Prior biochemical or immunofluorescence studies permitted only limited conclusions concerning the spatial distribution of the fiber-forming collagens in relation to anatomic structures because they were based on intraoperative tissue specimens or performed on incomplete sections of human intervertebral discs.
Complete human intervertebral discs with their adjacent vertebral bodies were fixed, decalcified, and embedded in paraffin. The intervertebral disc and its adjacent structures were reviewed in their entirety on one histologic slide. Monoclonal antibodies against human Types I, II, and III collagen were used for immunohistochemistry. A comparative analysis based on both immunohistochemical and histologic evaluation was performed.

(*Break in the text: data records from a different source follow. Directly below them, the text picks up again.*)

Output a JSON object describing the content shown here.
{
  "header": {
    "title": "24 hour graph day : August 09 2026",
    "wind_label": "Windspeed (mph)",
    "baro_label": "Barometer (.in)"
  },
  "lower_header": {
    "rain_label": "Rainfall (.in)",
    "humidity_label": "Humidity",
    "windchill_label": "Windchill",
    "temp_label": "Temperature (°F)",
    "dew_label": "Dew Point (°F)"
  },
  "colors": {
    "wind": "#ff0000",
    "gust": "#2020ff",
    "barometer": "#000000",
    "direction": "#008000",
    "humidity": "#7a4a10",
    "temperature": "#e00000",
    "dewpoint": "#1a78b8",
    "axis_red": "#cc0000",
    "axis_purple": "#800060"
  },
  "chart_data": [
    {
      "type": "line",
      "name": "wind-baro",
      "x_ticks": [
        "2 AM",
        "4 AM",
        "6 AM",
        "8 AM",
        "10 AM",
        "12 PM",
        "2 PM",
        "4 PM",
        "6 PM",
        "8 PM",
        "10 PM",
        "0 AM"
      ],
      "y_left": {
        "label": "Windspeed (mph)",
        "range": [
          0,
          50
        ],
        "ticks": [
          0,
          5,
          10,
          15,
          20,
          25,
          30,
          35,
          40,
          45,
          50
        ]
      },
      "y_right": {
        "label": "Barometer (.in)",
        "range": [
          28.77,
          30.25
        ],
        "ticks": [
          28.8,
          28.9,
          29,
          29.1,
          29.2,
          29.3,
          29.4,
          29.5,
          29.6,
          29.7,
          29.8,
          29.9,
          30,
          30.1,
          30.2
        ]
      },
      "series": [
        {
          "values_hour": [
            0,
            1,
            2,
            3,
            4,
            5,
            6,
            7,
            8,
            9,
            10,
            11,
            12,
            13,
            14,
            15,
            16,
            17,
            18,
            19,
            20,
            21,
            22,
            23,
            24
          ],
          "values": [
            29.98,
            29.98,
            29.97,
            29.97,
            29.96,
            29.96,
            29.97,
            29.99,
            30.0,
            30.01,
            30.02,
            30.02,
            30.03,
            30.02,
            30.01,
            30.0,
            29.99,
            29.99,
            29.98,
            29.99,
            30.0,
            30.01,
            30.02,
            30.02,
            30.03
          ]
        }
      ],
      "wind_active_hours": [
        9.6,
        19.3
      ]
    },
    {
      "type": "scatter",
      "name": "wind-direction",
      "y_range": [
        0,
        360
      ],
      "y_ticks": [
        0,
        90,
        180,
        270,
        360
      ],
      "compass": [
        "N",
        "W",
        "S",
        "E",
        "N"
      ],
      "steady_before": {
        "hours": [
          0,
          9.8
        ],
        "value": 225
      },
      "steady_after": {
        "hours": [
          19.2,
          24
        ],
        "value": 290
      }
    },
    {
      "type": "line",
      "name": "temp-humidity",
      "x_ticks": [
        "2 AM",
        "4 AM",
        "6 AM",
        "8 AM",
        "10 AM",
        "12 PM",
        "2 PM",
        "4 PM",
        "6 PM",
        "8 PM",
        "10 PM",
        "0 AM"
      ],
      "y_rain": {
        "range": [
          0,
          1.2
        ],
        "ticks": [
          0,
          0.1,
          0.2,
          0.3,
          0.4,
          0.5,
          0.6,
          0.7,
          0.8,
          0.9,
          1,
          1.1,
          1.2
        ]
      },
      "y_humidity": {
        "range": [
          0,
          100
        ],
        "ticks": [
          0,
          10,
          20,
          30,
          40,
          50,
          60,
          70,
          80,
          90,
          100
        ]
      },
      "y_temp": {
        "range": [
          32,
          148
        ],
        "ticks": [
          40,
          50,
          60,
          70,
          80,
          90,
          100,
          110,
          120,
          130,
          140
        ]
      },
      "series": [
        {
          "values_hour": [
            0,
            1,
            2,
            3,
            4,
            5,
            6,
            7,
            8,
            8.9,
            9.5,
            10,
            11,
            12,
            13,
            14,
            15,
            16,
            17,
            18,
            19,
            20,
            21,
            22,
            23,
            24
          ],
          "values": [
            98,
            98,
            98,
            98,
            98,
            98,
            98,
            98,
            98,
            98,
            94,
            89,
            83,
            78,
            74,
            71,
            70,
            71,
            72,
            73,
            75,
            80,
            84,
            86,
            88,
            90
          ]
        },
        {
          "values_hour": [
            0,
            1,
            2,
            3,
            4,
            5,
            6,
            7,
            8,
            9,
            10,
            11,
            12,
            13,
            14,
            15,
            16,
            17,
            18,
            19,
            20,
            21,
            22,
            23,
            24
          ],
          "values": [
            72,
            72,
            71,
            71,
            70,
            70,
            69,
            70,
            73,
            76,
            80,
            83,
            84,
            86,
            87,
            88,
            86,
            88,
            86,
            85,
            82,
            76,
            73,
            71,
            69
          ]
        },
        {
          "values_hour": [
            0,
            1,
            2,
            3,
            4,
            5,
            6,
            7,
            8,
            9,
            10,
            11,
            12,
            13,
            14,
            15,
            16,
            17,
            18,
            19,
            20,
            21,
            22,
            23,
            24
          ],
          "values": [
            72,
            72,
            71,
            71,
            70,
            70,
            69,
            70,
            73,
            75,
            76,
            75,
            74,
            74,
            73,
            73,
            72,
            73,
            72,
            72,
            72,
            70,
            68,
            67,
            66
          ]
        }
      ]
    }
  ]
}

Type I collagen was seen abundantly in the outer zone and outer lamellas of the inner zone of the anulus fibrosus. On longitudinal sections, the Type I collagen distribution took the shape of a wedge. On horizontal sections, the Type I collagen positive area took the shape of a ring that was wider anteriorly than posteriorly. This suggests that the three-dimensional shape of the Type I collagen-positive tissue in the anulus fibrosus can be described by a donut that is wider anteriorly than posteriorly. Type II collagen was present in the entire inner of the anulus fibrosus, but not in the outer zone. In addition, it was found in the cartilaginous endplates. Type III collagen showed some codistribution with Type II collagen, particularly in pericellular locations in areas of spondylosis, which was noted at the endplates, vertebral rim, and insertion sites of the anulus fibrosus.
These observations on the location of Types I and II collagen provide a more detailed structural definition of the anulus fibrosus, which may assist in further investigation of discal herniation.
在7例人类腰椎间盘的完整纵向和水平切片中,研究纤维形成性胶原在纤维环中的空间分布。
获得纤维环更详细的结构定义,因为其胶原纤维网络的结构改变与椎间盘退变及其他脊柱病变有关。
先前的生化或免疫荧光研究,由于基于术中组织标本或在人类椎间盘的不完整切片上进行,因此关于纤维形成性胶原相对于解剖结构的空间分布只能得出有限的结论。
将完整的人类椎间盘及其相邻椎体固定、脱钙并石蜡包埋。在一张组织学切片上对椎间盘及其相邻结构进行整体观察。使用抗人I、II和III型胶原的单克隆抗体进行免疫组织化学。基于免疫组织化学和组织学评估进行比较分析。
I型胶原在纤维环外层和内层的外层板层中大量存在。在纵向切片上,I型胶原分布呈楔形。在水平切片上,I型胶原阳性区域呈环形,前部比后部宽。这表明纤维环中I型胶原阳性组织的三维形状可以用一个前部比后部宽的甜甜圈来描述。II型胶原存在于纤维环的整个内层,但不在外层。此外,在软骨终板中也发现了II型胶原。III型胶原与II型胶原存在一些共分布,特别是在椎间隙变窄区域的细胞周围位置,在终板、椎体边缘和纤维环的插入部位可见。
这些关于I型和II型胶原位置的观察结果为纤维环提供了更详细的结构定义,这可能有助于进一步研究椎间盘突出症。